Anche il resto del cast è nello stile pasoliniano che mischia la manovalanza locale ad attori professionisti, e professioni in altri campi che diventano attori occasionali. Dal mondo sportivo arriva anche un carissimo amico di Giuseppe Gentile, il discobolo Gianni Brandizzi che con i suoi quasi due metri d’altezza è Ercole negli Argonauti guidati da Giasone; lo studente Luigi Barbini, già apostolo in “Il Vangelo secondo Matteo” è un altro degli Argonauti; il francese Laurent Terzieff è il centauro Chirone doppiato da Enrico Maria Salerno; e Massimo Girotti, che l’anno prima era stato nel cast di “Teorema” torna a lavorare con Pasolini nel ruolo di Creonte; un’altra francese, Margareth Clémenti, moglie di Pierre Clémenti, è Glauce; Annamaria Chio è la nutrice, Sergio Tramonti debutta come Apsirto, il fratello che Medea uccide e fa a pezzi al fine di rallentare suo padre Eete che la sta inseguendo dopo che lei ha aiutato Giasone a trafugare il vello d’oro – e già lì Medea promette male; Maria Cumani Quasimodo, moglie del poeta, è una sacerdotessa; il cantautore americano Paul Jabara è Pelia, lo zio cattivo di Giasone; e c’è anche una quasi debuttante Piera Degli Esposti che si fa fatica a riconoscere nella corte di donne che accudisce la protagonista.
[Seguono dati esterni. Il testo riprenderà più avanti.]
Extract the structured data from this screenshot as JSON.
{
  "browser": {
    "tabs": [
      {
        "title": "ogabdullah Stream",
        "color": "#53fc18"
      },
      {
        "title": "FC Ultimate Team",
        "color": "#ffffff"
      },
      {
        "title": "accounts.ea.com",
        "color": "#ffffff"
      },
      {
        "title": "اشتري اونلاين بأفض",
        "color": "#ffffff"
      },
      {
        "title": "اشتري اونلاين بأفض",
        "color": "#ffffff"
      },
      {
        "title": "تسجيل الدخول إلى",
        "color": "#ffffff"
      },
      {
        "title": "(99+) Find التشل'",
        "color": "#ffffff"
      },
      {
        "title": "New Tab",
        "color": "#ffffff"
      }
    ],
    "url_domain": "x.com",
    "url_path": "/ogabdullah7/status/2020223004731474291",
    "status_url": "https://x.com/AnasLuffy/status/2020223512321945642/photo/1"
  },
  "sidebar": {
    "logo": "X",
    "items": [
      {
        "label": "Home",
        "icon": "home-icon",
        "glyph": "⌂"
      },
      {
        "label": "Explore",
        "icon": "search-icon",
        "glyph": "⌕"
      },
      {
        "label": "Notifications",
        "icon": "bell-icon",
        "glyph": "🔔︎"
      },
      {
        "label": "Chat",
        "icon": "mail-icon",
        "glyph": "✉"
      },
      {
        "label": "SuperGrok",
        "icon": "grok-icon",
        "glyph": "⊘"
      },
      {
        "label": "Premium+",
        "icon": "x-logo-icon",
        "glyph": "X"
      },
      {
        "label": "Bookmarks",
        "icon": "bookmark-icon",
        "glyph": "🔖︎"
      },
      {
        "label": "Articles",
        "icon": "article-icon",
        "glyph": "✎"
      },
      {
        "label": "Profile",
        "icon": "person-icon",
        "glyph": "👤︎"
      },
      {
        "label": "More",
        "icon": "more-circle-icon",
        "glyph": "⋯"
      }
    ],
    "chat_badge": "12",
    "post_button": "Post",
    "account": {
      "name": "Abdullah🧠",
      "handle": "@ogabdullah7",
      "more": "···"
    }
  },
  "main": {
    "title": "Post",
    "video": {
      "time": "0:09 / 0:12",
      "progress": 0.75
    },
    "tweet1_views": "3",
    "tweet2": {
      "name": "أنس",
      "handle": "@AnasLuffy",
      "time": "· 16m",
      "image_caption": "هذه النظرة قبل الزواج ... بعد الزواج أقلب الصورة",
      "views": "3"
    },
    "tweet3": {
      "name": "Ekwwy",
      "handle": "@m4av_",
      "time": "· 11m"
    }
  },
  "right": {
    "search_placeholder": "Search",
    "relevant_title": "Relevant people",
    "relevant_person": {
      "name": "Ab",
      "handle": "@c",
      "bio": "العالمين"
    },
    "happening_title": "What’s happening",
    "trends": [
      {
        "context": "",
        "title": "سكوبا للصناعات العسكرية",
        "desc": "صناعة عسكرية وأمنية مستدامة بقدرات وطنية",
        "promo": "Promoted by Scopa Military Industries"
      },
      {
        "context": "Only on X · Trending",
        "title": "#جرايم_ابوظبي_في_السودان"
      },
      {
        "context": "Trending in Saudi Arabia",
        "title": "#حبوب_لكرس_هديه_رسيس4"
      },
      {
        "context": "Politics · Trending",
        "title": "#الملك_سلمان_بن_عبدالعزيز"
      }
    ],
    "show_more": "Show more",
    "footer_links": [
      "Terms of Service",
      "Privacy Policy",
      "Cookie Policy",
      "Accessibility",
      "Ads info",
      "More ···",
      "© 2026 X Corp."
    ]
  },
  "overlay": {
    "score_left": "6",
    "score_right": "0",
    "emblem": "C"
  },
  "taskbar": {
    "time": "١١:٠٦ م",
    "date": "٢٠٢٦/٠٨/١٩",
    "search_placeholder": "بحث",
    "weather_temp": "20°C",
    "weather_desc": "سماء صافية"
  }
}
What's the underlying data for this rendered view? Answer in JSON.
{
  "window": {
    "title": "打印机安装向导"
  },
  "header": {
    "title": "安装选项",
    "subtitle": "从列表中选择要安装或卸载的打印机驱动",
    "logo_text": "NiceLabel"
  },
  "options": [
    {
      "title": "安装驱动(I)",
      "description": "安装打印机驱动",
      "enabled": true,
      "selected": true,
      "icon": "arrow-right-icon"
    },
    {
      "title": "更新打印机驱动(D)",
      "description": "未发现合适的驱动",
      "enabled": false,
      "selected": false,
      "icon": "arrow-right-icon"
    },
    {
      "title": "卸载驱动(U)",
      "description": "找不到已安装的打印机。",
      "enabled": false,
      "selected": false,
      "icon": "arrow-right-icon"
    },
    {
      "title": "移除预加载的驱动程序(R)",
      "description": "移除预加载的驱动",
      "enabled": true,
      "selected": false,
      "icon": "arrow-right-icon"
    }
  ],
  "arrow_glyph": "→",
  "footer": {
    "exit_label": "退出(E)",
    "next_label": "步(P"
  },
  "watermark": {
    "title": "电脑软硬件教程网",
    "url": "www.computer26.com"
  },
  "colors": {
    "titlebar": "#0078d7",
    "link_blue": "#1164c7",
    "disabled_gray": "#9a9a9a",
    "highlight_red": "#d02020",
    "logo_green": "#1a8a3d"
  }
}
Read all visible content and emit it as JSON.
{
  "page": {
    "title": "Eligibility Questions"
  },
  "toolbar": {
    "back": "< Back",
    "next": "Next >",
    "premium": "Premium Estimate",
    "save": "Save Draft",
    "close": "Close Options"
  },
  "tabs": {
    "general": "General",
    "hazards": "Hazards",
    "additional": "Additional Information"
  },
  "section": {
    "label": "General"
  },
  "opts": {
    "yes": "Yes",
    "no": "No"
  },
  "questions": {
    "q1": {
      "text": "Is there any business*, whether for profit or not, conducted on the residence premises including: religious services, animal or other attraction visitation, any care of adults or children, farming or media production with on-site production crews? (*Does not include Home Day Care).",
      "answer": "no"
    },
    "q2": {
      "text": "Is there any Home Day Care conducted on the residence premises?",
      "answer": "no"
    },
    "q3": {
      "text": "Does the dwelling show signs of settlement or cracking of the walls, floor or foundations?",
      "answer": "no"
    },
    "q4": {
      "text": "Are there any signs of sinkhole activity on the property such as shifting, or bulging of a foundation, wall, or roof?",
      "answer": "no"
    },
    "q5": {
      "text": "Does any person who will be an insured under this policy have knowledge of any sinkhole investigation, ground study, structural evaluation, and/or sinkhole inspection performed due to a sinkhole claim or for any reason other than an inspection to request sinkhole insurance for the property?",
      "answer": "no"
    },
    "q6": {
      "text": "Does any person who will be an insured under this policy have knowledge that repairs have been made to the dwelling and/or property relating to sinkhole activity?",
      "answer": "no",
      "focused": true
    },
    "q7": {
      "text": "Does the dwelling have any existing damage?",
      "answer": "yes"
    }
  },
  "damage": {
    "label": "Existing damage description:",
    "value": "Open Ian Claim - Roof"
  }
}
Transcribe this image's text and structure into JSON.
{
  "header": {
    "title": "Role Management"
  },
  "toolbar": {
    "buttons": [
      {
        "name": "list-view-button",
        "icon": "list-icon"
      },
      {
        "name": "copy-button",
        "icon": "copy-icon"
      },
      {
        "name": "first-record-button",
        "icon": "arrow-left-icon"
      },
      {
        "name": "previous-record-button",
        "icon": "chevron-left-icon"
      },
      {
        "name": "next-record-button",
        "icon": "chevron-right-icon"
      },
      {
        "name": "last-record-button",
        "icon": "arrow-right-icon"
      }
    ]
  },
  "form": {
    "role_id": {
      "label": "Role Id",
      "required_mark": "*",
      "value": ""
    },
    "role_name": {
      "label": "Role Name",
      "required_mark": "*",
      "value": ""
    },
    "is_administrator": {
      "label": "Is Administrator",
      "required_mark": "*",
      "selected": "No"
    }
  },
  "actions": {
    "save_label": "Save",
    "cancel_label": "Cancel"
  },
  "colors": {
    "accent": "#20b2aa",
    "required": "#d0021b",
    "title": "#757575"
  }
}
Il film, apprezzato dai critici, fu snobbato dal pubblico come fin qui tutti i film di Pasolini. Nel 1988 il danese Lars Von Trier realizza una Medea per la televisione basata sulla sceneggiatura di Carl Theodor Dreyer che era già stata offerta a Maria Callas.

Massimo Girotti
Laurent Terzieff con Pasolini
Piera Degli Esposti
Sergio Tramonti

Luigi Barbini
Margareth Clémenti

Il Vangelo secondo Matteo

1964. Dopo le aspre polemiche e la denuncia per vilipendio alla religione del suo cortometraggio “La ricotta” che compone il film “Ro.Go.Pa.G.”, Pier Paolo Pasolini torna nelle sale con un film intensamente religioso, frutto di meditazioni personali che risalgono a quando adolescente era stato tentato dalla via ecclesiale – segno di una tormentata e intensa vita interiore – poi dirazzata nel comunismo più spinto nella sua presa di coscienza sociale secondo la quale metteva gli ultimi al centro del suo pensiero speculativo: dirazzata perché era un’epoca in cui dichiararsi comunisti significava automaticamente dirsi anche atei. Era l’epoca delle barricate ideologiche perché ancora bruciavano le ferite del fascismo che i quarantenni come Pasolini avevano vissuto sulla loro pelle, un fascismo nero e cattivo che era stato rimpiazzato dal totalitarismo del fascismo bianco accogliente e rassicurante della Democrazia Cristiana, una democrazia che ispirata appunto al cristianesimo metteva al bando e perseguitava anche con l’uso della forza qualsiasi pensiero che avesse radici a oriente, nel comunismo russo e cinese: erano gli anni in cui si temeva che i cosacchi venissero ad abbeverare i loro cavalli in San Pietro, il libero stato del Vaticano che eterodirigeva (e ancora lo fa, anche se a fatica) lo stato italiano.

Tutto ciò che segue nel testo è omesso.